Supervisor: Grace McCormack (NUIG Galway), Co-supervisor Denis Tagu (INRA Rennes)
Objectives: Haplosclerid demosponges, one of the most diverse sponge groups, produce a range of bioactive compounds potentially useful for developing novel antimicrobial, antiviral & anticancer drugs, such as steroids, alkaloids, and especially a unique diversity of 3-alkylpyridine derivatives. The complexity of these compounds, likely of sponge origin, varies across species suggesting differences in as yet unknown biosynthesis pathways. We will extend the scarce genome and transcriptome data for haplosclerids to identify bioactive compound pathways in a broader variety of Haplosclerida, esp. for the 3-alkylpyridine derivatives.
O1: Generate genomes from Haliclona oculata (type species of genus), H. simulans, and H. indistincta. These species have been selected because they are accessible, belong to different major haplosclerid groups (clades) and have previously been determined to produce specific (and different) bioactive compounds.
O2: Generate additional transcriptomes from H. cinerea, H. viscosa, H. mucuosa, easily accessible around Ireland and the Mediterranean, for comparative purposes.
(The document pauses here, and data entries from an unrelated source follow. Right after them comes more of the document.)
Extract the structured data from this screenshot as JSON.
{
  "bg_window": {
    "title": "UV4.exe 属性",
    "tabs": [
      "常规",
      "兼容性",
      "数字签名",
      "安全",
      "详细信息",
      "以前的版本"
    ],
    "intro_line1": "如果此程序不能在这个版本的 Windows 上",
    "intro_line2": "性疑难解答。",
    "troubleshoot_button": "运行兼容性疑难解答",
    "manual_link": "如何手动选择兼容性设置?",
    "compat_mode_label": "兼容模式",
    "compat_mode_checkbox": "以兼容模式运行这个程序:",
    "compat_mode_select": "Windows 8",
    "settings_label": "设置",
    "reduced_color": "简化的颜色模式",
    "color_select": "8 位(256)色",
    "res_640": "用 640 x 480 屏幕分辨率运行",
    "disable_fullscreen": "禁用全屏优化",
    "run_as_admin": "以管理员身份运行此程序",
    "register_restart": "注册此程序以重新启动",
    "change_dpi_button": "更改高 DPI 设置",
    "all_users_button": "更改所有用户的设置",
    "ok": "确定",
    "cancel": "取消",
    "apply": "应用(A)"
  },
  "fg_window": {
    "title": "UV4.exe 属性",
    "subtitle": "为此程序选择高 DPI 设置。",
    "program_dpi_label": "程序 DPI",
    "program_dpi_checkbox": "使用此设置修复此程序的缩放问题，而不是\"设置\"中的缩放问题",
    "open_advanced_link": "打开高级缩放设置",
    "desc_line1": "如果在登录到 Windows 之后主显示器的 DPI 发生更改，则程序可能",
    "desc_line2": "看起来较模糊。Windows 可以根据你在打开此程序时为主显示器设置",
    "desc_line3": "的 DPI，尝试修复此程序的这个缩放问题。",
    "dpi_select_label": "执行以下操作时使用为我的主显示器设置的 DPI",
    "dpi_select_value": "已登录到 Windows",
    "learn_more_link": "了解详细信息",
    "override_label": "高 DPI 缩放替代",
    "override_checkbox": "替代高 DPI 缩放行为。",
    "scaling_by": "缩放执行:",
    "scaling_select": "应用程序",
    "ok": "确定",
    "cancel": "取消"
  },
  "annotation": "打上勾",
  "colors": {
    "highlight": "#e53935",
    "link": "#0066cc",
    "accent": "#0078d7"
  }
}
O3: Combine comparative data-mining and metabolomics to identify genes involved in 3-alkylpyridine derivative production and understand their evolution.
O4: Explore epigenetic factors that may influence compound production by experimental manipulation of sponges in research aquaria, followed by metabolomics and expression studies of targeted pathways.
O5: Attempt production of one targeted natural product using recombinant gene expression.
Secondments: Dominique Lavenier (INRIA, Rennes), Denis Tagu (Rennes), Lyubomir Penev (Pensoft Publishers, Sofia).